To further enhance your tasting skills, take one of our Coffee and Tea 101 classes at our retail stores. Classes are free, and conducted by specially trained Peet's employees.

Flavor characteristics of the three major growing regions
Every fine coffee is known for particular characteristics that make it unique. But there are taste generalizations for the three major coffee-growing regions that can be helpful to keep in mind when tasting coffee:
Latin American coffees are known for their clean mouth feel and slightly sweet, lively acidity. In some of these coffees, the acidity sparkles clearly above the other flavor components; in others, it provides a subtle but crisp accent.
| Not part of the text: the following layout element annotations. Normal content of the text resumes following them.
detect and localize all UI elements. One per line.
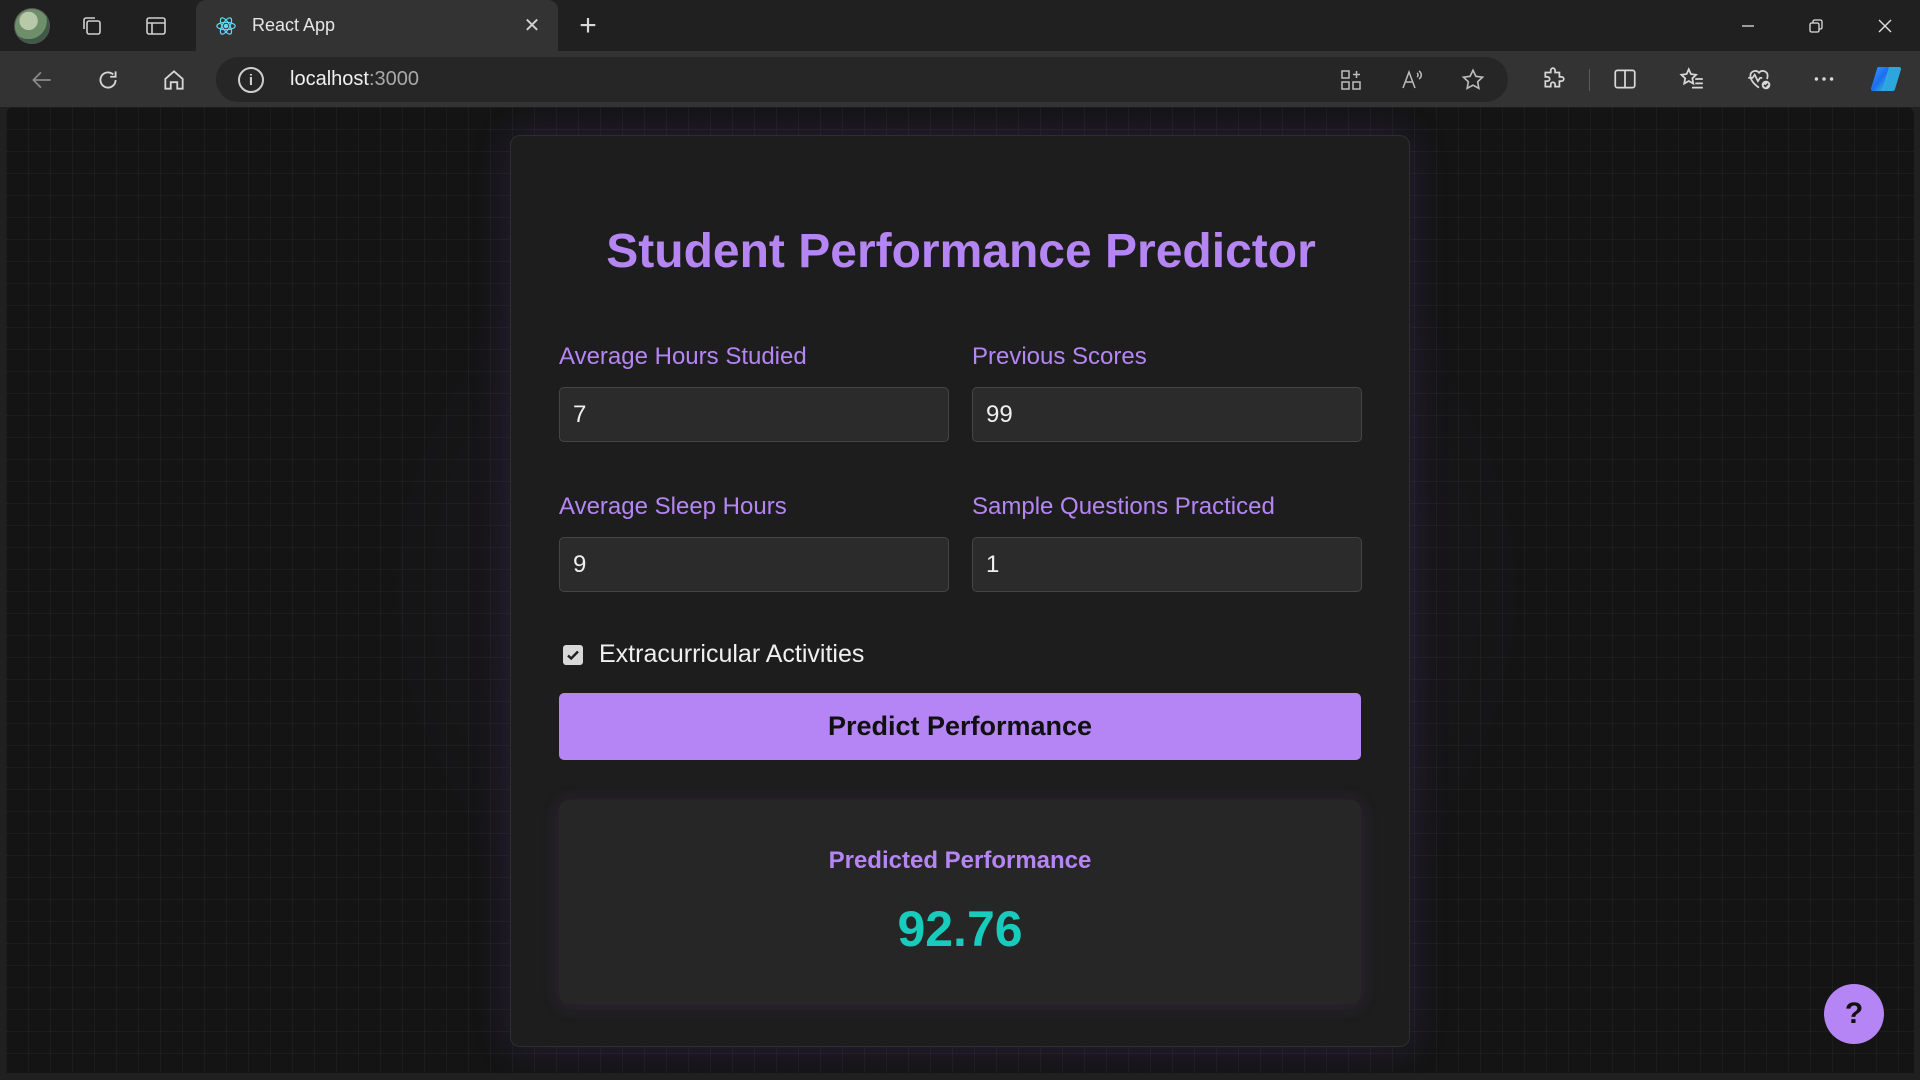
copilot-icon[interactable] <box>1869 62 1903 96</box>
browser-essentials-icon[interactable] <box>1742 62 1776 96</box>
address-bar[interactable]: i localhost:3000 <box>216 57 1508 102</box>
tab-react-app[interactable]: React App ✕ <box>196 0 558 51</box>
sample-questions-input[interactable] <box>972 537 1362 592</box>
app-available-icon[interactable] <box>1337 66 1365 94</box>
window-close-icon[interactable] <box>1857 6 1913 46</box>
tab-title: React App <box>252 15 336 35</box>
browser-titlebar: React App ✕ + <box>0 0 1920 51</box>
extensions-icon[interactable] <box>1537 62 1571 96</box>
extracurricular-label: Extracurricular Activities <box>599 640 865 668</box>
back-icon[interactable] <box>25 63 59 97</box>
sleep-hours-input[interactable] <box>559 537 949 592</box>
home-icon[interactable] <box>157 63 191 97</box>
toolbar-divider <box>1589 69 1590 91</box>
restore-icon[interactable] <box>1788 6 1844 46</box>
hours-studied-label: Average Hours Studied <box>559 343 807 370</box>
result-label: Predicted Performance <box>828 847 1092 874</box>
page-viewport: Student Performance Predictor Average Ho… <box>6 107 1914 1073</box>
result-panel: Predicted Performance 92.76 <box>559 800 1361 1004</box>
page-title: Student Performance Predictor <box>606 225 1316 278</box>
previous-scores-field: Previous Scores <box>972 343 1362 442</box>
favorites-icon[interactable] <box>1675 62 1709 96</box>
predict-performance-button[interactable]: Predict Performance <box>559 693 1361 760</box>
profile-avatar[interactable] <box>14 8 50 44</box>
sleep-hours-field: Average Sleep Hours <box>559 493 949 592</box>
sleep-hours-label: Average Sleep Hours <box>559 493 787 520</box>
sample-questions-field: Sample Questions Practiced <box>972 493 1362 592</box>
new-tab-icon[interactable]: + <box>572 9 604 42</box>
minimize-icon[interactable] <box>1720 6 1776 46</box>
tab-actions-icon[interactable] <box>140 10 172 42</box>
previous-scores-input[interactable] <box>972 387 1362 442</box>
hours-studied-input[interactable] <box>559 387 949 442</box>
browser-toolbar: i localhost:3000 <box>0 51 1920 107</box>
more-icon[interactable] <box>1807 62 1841 96</box>
workspaces-icon[interactable] <box>76 10 108 42</box>
split-screen-icon[interactable] <box>1608 62 1642 96</box>
previous-scores-label: Previous Scores <box>972 343 1147 370</box>
read-aloud-icon[interactable] <box>1398 66 1426 94</box>
extracurricular-row: Extracurricular Activities <box>563 640 864 669</box>
help-button[interactable]: ? <box>1824 984 1884 1044</box>
result-value: 92.76 <box>897 901 1023 957</box>
hours-studied-field: Average Hours Studied <box>559 343 949 442</box>
refresh-icon[interactable] <box>91 63 125 97</box>
favorite-star-icon[interactable] <box>1459 66 1487 94</box>
url-text[interactable]: localhost:3000 <box>290 68 419 91</box>
react-favicon <box>214 14 238 38</box>
close-icon[interactable]: ✕ <box>520 13 544 37</box>
predictor-card: Student Performance Predictor Average Ho… <box>510 135 1410 1047</box>
site-info-icon[interactable]: i <box>238 67 264 93</box>
extracurricular-checkbox[interactable] <box>563 644 583 665</box>
sample-questions-label: Sample Questions Practiced <box>972 493 1275 520</box>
Africa & Arabia produce coffees that often have sweet flavors reminiscent of the aroma of a bowl of fresh fruit. This quality is balanced in some of these coffees by a somewhat tart acidity. This region exhibits a wide range of flavors, from mellow and winy to zesty and citrus.
Pacific coffees are generally rich and full-bodied, with nutty and earthy flavors. Most can be described as smooth in acidity with a slightly dry finish.